Near-Optimal Regret for Distributed Adversarial Bandits: A Black-Box Approach

We study distributed adversarial bandits, where N agents cooperate to minimize the global average loss while observing only their own local losses. We show that the minimax regret for this problem is \tildeΘ(\sqrt{(ρ^{-1/2}+K/N)T}), where T is the horizon, K is the number of actions, and ρ is the spectral gap of the communication matrix. Our algorithm, based on a novel black-box reduction to bandits with delayed feedback, requires agents to communicate only through gossip.
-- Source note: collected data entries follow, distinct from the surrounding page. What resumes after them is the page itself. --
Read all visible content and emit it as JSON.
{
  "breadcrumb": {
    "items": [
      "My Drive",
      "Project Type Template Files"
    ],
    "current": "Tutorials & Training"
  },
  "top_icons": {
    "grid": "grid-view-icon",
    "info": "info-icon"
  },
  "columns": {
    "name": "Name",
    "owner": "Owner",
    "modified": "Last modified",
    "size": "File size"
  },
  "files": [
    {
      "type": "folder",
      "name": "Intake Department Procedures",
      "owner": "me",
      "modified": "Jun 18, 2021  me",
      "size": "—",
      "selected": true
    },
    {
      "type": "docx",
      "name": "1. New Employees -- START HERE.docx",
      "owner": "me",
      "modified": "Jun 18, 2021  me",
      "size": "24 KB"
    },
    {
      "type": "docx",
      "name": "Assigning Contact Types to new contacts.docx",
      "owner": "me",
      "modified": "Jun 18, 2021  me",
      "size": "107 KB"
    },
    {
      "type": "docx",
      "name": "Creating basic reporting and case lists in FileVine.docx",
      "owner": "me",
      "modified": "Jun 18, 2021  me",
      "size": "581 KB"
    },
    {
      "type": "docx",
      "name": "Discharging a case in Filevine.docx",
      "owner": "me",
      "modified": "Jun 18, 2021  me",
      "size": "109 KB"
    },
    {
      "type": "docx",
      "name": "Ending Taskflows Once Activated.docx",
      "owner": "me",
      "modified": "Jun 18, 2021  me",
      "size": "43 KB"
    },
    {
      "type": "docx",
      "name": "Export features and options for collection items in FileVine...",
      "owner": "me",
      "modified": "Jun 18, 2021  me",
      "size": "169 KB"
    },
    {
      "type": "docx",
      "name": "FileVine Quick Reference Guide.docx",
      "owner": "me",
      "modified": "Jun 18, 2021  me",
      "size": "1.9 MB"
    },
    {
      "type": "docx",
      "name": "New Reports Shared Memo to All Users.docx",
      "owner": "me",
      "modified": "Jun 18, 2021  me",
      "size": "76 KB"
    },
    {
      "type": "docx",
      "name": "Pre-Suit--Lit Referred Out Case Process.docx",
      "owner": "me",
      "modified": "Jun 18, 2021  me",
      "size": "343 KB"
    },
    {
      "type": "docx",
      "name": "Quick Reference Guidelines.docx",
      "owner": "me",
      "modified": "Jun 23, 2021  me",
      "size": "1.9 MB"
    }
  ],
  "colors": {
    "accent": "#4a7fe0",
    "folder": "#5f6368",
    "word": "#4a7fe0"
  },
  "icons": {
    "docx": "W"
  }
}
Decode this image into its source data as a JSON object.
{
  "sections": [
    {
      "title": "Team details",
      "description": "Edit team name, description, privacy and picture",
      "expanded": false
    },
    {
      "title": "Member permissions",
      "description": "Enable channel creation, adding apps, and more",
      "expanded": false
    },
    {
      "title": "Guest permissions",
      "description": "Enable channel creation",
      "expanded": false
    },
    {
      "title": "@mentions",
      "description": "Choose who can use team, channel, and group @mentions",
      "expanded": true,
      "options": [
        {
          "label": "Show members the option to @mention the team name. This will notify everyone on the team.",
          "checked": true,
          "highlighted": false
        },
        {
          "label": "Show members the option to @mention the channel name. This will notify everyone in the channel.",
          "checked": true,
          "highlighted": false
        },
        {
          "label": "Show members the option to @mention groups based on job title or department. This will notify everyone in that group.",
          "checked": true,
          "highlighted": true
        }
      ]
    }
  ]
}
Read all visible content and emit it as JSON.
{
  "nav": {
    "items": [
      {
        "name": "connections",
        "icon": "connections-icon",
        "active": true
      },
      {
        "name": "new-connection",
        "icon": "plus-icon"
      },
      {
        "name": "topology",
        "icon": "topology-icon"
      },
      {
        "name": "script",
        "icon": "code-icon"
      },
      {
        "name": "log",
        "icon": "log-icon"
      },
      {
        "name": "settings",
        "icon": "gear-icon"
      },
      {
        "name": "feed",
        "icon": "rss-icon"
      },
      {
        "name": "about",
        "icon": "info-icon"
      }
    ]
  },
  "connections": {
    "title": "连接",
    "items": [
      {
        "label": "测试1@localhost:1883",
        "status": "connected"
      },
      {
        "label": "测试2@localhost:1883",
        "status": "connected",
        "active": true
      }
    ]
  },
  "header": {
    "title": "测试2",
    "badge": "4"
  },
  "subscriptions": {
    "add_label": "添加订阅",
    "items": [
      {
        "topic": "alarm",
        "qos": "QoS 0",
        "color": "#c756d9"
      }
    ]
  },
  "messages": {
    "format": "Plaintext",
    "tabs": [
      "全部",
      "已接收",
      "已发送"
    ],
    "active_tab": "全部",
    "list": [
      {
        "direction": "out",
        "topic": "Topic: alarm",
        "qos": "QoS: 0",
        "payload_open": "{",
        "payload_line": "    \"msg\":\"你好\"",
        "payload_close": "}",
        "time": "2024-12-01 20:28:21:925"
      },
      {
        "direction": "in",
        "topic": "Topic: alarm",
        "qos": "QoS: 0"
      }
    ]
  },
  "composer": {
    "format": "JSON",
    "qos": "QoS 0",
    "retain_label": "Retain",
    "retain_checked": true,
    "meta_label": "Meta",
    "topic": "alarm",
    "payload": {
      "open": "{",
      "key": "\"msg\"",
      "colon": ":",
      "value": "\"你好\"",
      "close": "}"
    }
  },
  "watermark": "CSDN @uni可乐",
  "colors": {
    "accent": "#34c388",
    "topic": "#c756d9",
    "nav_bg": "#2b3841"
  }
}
It achieves an upper bound that significantly improves over the previous best bound \tilde{O}(ρ^{-1/3}(KT)^{2/3}) of Yi and Vojnovic (2023). We complement this result with a matching lower bound, showing that the problem's difficulty decomposes into a communication cost ρ^{-1/4}\sqrt{T} and a bandit cost \sqrt{KT/N}. We further demonstrate the versatility of our approach by deriving first-order and best-of-both-worlds bounds in the distributed adversarial setting. Finally, we extend our framework to distributed linear bandits in R^d, obtaining a regret bound of \tilde{O}(\sqrt{(ρ^{-1/2}+1/N)dT}), achieved with only O(d) communication cost per agent and per round via a volumetric spanner.